According to Lanning in an interview with Games Industry BIZ, this harsh attitude was not unwarranted, when EA pulled development from the PlayStation 2 version of Oddworld: Stranger’s Wrath while his company was working on the Xbox version. EA thus pulled its marketing on a game that required 1.6M unit sales, and the game only sold 600K.
Lanning stated this was a tactic by EA to then attempt to swoop in and buy his studio (this isn’t the first time he made this claim.) Lanning refused with his F-bomb.
”That’s not a sustainable model, that’s a hostile acquisition,” Lanning huffed, ”That’s why we had to strive to get independent. Rather than get into bed with someone we knew was a horrible bed partner we said ‘let’s stay virgins for longer’.
He stated publishers were too busy driving sports cars while nickel-and-diming developers, scoffing, ”You won’t be seeing our profit being spent on Ferraris and shit like that. Our profits are going back into games” while those working on games were eating out of bean tins.
His statement harkens back to Activision CEO Bobby Kotick’s 2009 boast that his goal was ”to take all the fun out of making video games” and to cultivate a culture of “skepticism, pessimism, and fear.”
Lanning went on to praise the virtues of being independent. ”On the micro-publisher level it’s very simple. We fund our own products,” he beamed. ”We weren’t able to do that in the boxed product days, we’re only able to do that in the digital distribution landscape.
“Rather than having to have 1.5 million units in the opening week or suffer death, now if we have 50,000 sales and we’re still in business. People are still employed and we’re able to keep making content. When we released box product we would get 20 per cent of the revenue. After that 20 per cent paid back the entire development budget, if it was still selling at $60 we would start seeing $7 a unit. Because of the bricks and mortar, the plastic, the manufacturing, the gas involved in taking games to the store, the store itself and all those extra costs - not one of those costs makes a better game for the player.”

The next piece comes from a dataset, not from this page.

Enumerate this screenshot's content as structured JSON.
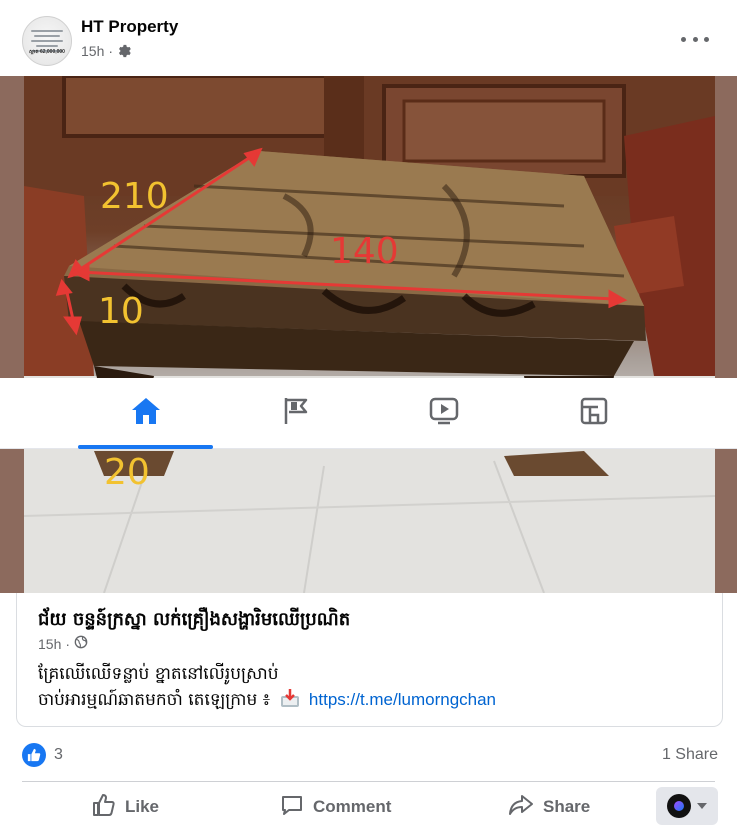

Digital distribution has made the indie publishing model far more profitable.
”(O)n a digitally distributed landscape, instead of a $60 price point we can offer a $9.99 price point. At $9.99 we get $7 per unit. At this price you’re getting a game for one sixth of the price and we’re still getting money to make more games,” he calculated.
”The player is truly funding our games. We have a few hundred thousand people we can depend on as fans of Oddworld who will buy our games. If we can get that number up to 3-5 million and with the increase of what that brings to the developer, then we can start funding our own $20 - $30 million triple-A games. That’s our goal.”
”How do we not get in bed with the IMF? Publishers are flying jets, do you think they care about the customers just one f–king percent? Not at all,” he added.